The material infrastructure of the global network society can be found deep below the surface of the Atlantic Ocean. Artist, Trevor Paglen has documented the physical apparatus of the internet, photographing the fibre-optic cables which lie on the seabed, transporting digital information around the planet. In The Deep Web Dive (2016), he describes how the early utopian ideal of the internet as a universal cultural commons has been turned into “the greatest instrument for mass surveillance in the history of mankind.” 98% of the world’s data now travels under the oceans and, as these cables make landfall, the flow of digital traffic is ‘tapped’ by government security agencies at strategic ‘choke points’ (such as GCHQ Bude, close to the source of the River Tamar in North Cornwall which flows down to the port of Plymouth). In this electronic “space of flows", as described by Manuel Castells in The Rise of the Network Society (1996), the flow of time has accelerated to such an extent that we are locked into a perpetual present; “the space of flows… dissolves time, by disordering the sequence of events and making them simultaneous, thus installing society in an eternal ephemerality.”
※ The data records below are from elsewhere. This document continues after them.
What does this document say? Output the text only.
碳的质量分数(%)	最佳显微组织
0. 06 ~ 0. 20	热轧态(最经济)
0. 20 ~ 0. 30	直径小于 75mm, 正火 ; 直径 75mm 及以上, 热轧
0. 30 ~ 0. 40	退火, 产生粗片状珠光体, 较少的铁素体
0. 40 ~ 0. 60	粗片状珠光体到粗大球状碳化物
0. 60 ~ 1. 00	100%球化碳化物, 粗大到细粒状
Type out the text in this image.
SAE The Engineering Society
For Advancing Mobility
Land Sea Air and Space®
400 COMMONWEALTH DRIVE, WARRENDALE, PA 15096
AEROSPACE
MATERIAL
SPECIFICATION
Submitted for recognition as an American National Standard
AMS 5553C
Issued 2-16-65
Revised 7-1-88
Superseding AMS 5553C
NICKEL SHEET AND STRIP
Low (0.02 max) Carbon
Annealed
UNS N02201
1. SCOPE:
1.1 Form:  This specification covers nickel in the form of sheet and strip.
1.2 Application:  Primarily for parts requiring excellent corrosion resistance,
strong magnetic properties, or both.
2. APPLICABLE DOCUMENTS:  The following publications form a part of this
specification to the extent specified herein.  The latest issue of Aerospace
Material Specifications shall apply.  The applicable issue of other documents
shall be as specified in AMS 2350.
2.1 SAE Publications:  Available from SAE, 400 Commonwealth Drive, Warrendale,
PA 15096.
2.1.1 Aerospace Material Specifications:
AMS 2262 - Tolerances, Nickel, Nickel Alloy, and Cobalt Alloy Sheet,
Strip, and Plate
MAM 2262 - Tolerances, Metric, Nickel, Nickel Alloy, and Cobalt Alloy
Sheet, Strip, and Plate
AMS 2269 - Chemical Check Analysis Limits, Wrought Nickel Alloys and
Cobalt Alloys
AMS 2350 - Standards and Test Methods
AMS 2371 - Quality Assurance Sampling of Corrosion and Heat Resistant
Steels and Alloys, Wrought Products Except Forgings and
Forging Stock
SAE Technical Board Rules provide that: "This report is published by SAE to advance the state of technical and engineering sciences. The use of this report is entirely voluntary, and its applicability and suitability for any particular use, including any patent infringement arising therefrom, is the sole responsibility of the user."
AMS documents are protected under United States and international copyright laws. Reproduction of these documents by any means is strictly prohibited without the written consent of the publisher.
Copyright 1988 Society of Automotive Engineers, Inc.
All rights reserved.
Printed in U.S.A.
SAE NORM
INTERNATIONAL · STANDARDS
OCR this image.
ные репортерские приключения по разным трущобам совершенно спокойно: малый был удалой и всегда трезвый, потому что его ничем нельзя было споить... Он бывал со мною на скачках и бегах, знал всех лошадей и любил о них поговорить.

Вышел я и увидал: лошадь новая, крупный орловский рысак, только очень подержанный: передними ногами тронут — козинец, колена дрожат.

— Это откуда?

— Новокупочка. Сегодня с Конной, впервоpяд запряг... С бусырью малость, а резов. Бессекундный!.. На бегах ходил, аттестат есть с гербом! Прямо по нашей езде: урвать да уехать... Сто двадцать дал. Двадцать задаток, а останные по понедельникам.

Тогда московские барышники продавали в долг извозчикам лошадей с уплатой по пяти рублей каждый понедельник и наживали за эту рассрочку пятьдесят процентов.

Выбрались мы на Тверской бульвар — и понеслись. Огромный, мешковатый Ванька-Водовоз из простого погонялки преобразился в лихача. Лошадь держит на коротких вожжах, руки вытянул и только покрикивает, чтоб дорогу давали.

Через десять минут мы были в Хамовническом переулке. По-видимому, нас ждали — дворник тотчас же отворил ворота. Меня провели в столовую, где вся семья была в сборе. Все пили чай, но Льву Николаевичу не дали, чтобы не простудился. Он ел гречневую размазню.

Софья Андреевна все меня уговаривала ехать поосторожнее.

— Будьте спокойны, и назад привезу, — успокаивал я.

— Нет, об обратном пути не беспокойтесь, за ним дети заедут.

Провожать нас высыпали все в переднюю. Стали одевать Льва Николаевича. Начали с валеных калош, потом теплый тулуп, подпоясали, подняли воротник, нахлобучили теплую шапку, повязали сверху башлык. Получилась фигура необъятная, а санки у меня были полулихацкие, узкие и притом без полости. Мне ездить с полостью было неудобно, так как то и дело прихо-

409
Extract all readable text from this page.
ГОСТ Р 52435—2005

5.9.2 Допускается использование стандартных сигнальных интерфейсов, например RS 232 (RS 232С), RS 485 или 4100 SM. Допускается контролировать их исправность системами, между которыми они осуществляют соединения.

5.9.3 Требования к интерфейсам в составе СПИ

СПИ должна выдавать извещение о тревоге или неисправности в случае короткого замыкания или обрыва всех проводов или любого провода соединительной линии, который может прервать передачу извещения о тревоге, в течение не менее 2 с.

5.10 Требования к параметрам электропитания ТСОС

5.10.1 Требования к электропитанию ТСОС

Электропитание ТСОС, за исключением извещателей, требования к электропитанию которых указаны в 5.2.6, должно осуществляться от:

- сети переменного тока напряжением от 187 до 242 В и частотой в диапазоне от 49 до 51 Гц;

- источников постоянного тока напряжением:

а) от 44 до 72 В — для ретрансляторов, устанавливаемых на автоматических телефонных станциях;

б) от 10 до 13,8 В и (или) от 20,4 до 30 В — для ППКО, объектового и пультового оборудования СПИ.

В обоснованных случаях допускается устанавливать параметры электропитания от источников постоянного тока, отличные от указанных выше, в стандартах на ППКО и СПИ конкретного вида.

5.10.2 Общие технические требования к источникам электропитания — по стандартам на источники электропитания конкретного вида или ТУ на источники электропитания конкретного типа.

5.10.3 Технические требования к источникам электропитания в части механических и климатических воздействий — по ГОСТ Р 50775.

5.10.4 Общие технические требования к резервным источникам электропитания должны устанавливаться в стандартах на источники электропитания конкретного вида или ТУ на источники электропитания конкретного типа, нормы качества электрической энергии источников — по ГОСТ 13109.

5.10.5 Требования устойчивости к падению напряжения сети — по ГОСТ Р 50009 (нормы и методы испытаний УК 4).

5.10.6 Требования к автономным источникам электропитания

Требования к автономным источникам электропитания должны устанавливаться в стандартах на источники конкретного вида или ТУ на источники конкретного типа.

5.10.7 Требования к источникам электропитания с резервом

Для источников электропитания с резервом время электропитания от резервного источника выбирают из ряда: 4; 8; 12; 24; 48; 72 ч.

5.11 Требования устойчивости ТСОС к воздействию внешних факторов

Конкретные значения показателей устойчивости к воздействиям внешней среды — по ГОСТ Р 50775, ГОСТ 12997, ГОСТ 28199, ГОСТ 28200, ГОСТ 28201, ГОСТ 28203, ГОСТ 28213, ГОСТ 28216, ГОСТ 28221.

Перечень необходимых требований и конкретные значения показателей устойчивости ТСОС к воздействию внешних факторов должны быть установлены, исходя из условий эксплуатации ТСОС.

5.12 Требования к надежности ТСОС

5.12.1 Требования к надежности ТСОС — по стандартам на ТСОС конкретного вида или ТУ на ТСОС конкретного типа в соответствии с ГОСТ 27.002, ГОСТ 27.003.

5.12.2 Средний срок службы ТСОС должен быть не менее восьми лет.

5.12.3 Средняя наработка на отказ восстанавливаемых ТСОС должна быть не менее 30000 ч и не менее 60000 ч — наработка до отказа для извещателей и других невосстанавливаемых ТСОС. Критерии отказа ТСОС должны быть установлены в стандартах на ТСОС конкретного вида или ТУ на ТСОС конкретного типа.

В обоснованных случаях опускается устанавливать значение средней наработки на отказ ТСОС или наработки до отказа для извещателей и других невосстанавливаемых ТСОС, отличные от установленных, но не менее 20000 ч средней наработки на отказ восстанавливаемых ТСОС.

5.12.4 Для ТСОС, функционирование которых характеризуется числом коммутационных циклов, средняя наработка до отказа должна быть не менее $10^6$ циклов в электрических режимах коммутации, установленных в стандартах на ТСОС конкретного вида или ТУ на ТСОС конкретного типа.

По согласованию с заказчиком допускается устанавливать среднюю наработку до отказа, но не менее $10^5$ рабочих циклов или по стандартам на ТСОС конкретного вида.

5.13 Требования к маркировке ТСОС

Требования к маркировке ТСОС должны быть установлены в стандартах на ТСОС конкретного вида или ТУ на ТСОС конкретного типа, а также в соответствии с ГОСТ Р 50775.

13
In this context of an emerging global condition of flux, the traditional notion of the self as grounded in a communal sense of place has been washed away, replaced by a ‘network culture’ of shifting meanings and values. In such a fluid state, meanings and values no longer derive from individuals or places, or from fixed intrinsic qualities, but rather they are contingent and relational, generated by interactions in the space of flows. Effectively, the nexus of social relations has shifted to people’s place in time rather than in space, defined by dynamic movement rather than by static location.

The questions arise: how will the role of the artist change in relation to these new conditions of contemporaneity? If the history of modernity cannot be disconnected from the barbarism of coloniality, and a radically different relationship to the future is required to replace it, what will be the function of experimental art practices in the decolonised ‘pluriverse’ to come? In the meantime, what happens when the subjective singularity of the artist is set adrift on the emerging 'space of flows', without any collective vision of the future or sense of direction, drifting in the wake of utopian imaginaries – after the future?


In the far South West of England, Plymouth is a city built upon past visions of the future. As a deep-water port, facing the Atlantic Ocean, it was the point of departure for many historic British colonial expeditions and its fate has long been bound up with the acquisitive urge for maritime exploration, referred to in the city’s former motto as ‘The Spirit of Discovery’, in pursuit of unknown worlds that lie over the horizon. From Francis Drake’s circumnavigation of the globe to Charles Darwin’s voyage of the Beagle, from James Cook’s expeditions to Australia to the sailing of the Mayflower Pilgrims, the legacies of such self-proclaimed 'utopian imaginaries' have come to define our contemporary world. Just as the barbaric inhumanity of the trans-Atlantic slave trade and the inequities of British colonialism have shaped the culture of our times, setting the conditions for mobility and exchange that characterise globalisation today.

As the largest naval base in Western Europe, Plymouth was bombed extensively in World War II (a consequence of another ‘utopian imaginary’ of a new world order), and the subsequent city architecture could be said to reflect a succession of post-war visions of the future, from Soviet-style social housing to European ‘Brutalism’ to American-style free enterprise and global consumerism. However, despite this brave new spirit of civic optimism, the local economy never recovered, and over the subsequent decades the city has fallen into a downward spiral of neglect, accelerated by an extended period of austerity since the financial crisis of 2008. The visions of civic regeneration and forward momentum have blurred into a stasis of uncertainty, social deprivation and economic stagnation.